Oy shivered. The carriage, the great heaving triumphant dark
hearse, itself towered over his small, furry form. And at the bottom,
under its wheels, lay Jake, body pinned and crushed under the cruel wooden
wheel.
The others had gone -- inside. And how few would emerge, when it
was finished? Were Oy a human being, perhaps he would have produced only
one answer to this question: very few indeed, because god was cruel.
The man in the hearse stepped out.
Even before Oy's bright eyes took in the man's simple clothing -- white
undershirt, blue vest, faded jeans -- and even before he noticed the
sinister pair of scissors floating in his grasp, the man's face filled Oy
with a deep, shuddering dread. This was a man who would run young boys
into the ground, run them down, and smile on the way out.

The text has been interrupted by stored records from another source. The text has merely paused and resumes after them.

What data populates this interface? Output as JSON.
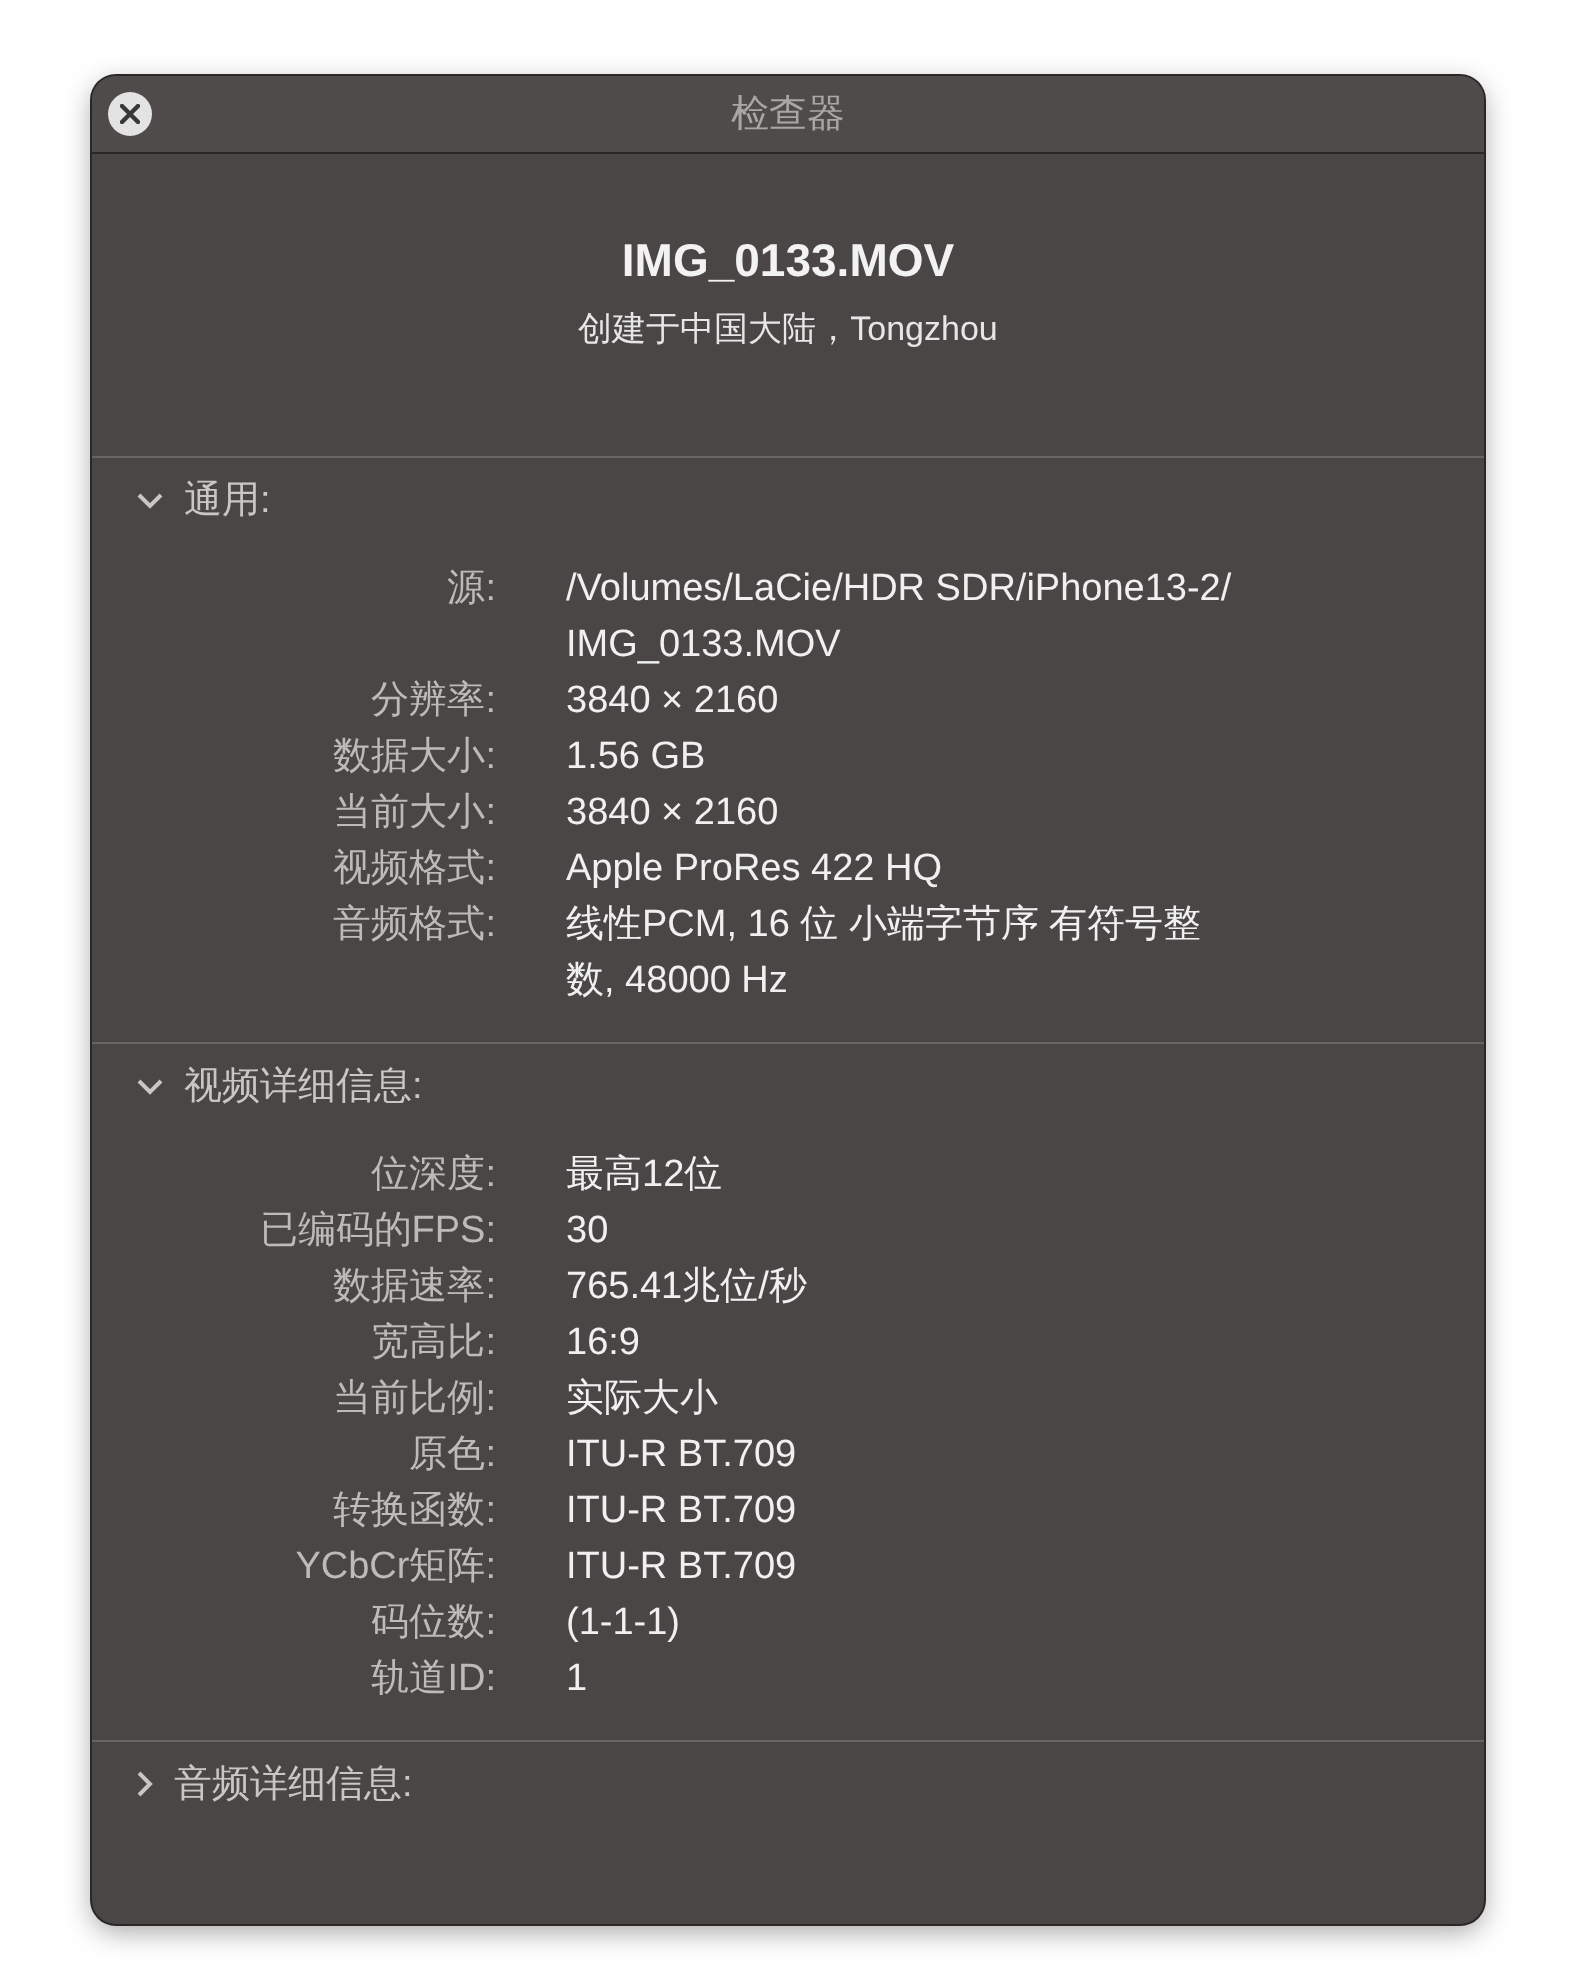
{
  "window": {
    "title": "检查器"
  },
  "header": {
    "filename": "IMG_0133.MOV",
    "subtitle": "创建于中国大陆，Tongzhou"
  },
  "sections": [
    {
      "title": "通用:",
      "expanded": true,
      "rows": [
        {
          "label": "源:",
          "lines": [
            "/Volumes/LaCie/HDR SDR/iPhone13-2/",
            "IMG_0133.MOV"
          ]
        },
        {
          "label": "分辨率:",
          "lines": [
            "3840 × 2160"
          ]
        },
        {
          "label": "数据大小:",
          "lines": [
            "1.56 GB"
          ]
        },
        {
          "label": "当前大小:",
          "lines": [
            "3840 × 2160"
          ]
        },
        {
          "label": "视频格式:",
          "lines": [
            "Apple ProRes 422 HQ"
          ]
        },
        {
          "label": "音频格式:",
          "lines": [
            "线性PCM, 16 位 小端字节序 有符号整",
            "数, 48000 Hz"
          ]
        }
      ]
    },
    {
      "title": "视频详细信息:",
      "expanded": true,
      "rows": [
        {
          "label": "位深度:",
          "lines": [
            "最高12位"
          ]
        },
        {
          "label": "已编码的FPS:",
          "lines": [
            "30"
          ]
        },
        {
          "label": "数据速率:",
          "lines": [
            "765.41兆位/秒"
          ]
        },
        {
          "label": "宽高比:",
          "lines": [
            "16:9"
          ]
        },
        {
          "label": "当前比例:",
          "lines": [
            "实际大小"
          ]
        },
        {
          "label": "原色:",
          "lines": [
            "ITU-R BT.709"
          ]
        },
        {
          "label": "转换函数:",
          "lines": [
            "ITU-R BT.709"
          ]
        },
        {
          "label": "YCbCr矩阵:",
          "lines": [
            "ITU-R BT.709"
          ]
        },
        {
          "label": "码位数:",
          "lines": [
            "(1-1-1)"
          ]
        },
        {
          "label": "轨道ID:",
          "lines": [
            "1"
          ]
        }
      ]
    },
    {
      "title": "音频详细信息:",
      "expanded": false
    }
  ]
}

"This your boy?" he asked, and when he did it was as if he never
even opened his mouth.
"Oy," cried Oy.
"Yes. Certainly. Come on, then, up with you." And, petrified,
Oy allowed the gaunt man with the bald head to scoop him up in his right
hand while he kept the scissors in his right. "You must wonder who I am,"

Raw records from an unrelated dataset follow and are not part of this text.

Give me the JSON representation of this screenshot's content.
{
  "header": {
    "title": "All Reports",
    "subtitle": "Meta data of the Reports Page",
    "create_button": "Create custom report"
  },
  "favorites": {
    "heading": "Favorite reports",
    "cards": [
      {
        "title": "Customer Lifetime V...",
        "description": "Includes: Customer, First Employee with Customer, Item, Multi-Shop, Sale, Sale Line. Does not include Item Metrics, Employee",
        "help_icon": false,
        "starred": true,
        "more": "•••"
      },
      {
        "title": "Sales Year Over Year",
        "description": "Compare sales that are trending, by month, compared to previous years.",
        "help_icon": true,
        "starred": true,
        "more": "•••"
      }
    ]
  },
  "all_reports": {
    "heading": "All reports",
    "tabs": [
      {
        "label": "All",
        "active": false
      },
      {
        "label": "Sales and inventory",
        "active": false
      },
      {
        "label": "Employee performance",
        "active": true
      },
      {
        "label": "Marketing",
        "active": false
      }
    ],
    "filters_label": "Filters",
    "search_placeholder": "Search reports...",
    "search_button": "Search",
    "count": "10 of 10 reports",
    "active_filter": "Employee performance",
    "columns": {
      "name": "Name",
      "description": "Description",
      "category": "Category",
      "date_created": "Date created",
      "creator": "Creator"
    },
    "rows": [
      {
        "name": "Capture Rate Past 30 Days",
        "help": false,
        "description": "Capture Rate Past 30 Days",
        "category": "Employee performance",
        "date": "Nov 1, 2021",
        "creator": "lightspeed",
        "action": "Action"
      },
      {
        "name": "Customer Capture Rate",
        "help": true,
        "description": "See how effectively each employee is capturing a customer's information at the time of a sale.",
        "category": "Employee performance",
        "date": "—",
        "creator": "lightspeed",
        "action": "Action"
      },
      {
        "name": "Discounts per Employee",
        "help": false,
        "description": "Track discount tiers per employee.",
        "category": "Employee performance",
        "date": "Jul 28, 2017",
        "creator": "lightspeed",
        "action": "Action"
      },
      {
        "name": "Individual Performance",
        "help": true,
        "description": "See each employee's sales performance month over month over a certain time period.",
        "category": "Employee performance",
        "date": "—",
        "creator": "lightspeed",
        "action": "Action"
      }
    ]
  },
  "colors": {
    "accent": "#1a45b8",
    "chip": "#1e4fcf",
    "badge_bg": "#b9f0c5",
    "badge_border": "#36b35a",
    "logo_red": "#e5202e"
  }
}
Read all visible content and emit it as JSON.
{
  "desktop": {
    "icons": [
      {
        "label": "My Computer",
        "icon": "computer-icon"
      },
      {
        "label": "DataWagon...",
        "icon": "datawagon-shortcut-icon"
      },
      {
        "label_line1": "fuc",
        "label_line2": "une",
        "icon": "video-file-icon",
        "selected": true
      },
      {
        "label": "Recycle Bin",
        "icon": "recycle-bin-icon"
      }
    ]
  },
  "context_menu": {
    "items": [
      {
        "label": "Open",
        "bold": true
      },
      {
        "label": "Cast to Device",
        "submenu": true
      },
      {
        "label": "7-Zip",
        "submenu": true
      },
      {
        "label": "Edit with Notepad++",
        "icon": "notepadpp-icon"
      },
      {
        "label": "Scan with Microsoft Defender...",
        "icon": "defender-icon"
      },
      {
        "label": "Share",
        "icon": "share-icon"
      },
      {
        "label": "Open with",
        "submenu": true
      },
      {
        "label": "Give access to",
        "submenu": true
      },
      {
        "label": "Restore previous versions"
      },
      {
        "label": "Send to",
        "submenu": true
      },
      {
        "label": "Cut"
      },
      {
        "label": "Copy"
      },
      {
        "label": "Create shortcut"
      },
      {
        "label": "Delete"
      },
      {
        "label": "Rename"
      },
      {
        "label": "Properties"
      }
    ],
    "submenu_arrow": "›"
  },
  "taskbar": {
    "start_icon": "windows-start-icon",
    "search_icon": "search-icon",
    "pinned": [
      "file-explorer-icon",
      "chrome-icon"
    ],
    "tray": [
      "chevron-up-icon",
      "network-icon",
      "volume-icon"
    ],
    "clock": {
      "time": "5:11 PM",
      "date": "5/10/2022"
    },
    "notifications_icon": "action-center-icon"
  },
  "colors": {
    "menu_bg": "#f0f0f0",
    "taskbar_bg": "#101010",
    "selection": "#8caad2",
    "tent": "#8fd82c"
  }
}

he drawled, "who I am to grind that poor lad into the earth like that. And
you further must wonder where I came from. Certainly most fellows don't
come galloping straight out of the air; even a fuzzy little bastard like
you must know that."
"At-tard," Oy mumbled.
"Yes, yes," muttered the man. "How right you are. My father
never lived that one down. I ran him into the ground just as quick as I
did your friend here. Bastard. Pah!" And he paced faster across the
little clearing in the field of roses that opened up before the door --
that one, tiny door -- to the Tower.
"Let's step inside, my little friend, and I'll tell you all about
myself."
The man stuck the scissors inpossibly into a slot in the door, so
tiny that Roland himself had failed to notice (and they had done a lot of
failing lately, oh yes, speaking in general).
Oy whined nervously. This man had a bad smell . . . a fearful smell.
"My name is . . . Oshen," he offered, and like a gas vent his head
ignited a bright green flame-sheet, a glow that engulfed his whole body
with a sick, directionless luminescence that made Oy's stomach float like
an uncomfortable vaccuum. As the light burned and steadied, Oy heard a
faint whaff, like ignited gasoline. "But your friends can call me the
Green Man."
And then he opened the door to the Tower.
----------------------------------------
with love,
jim
guh, for what? i can only take this to be flak.
jim
Michelle
Mr. King, with whom I have a continued correspondence, mailed these pages
of DTV to me in his thank-you reply to my birthday card.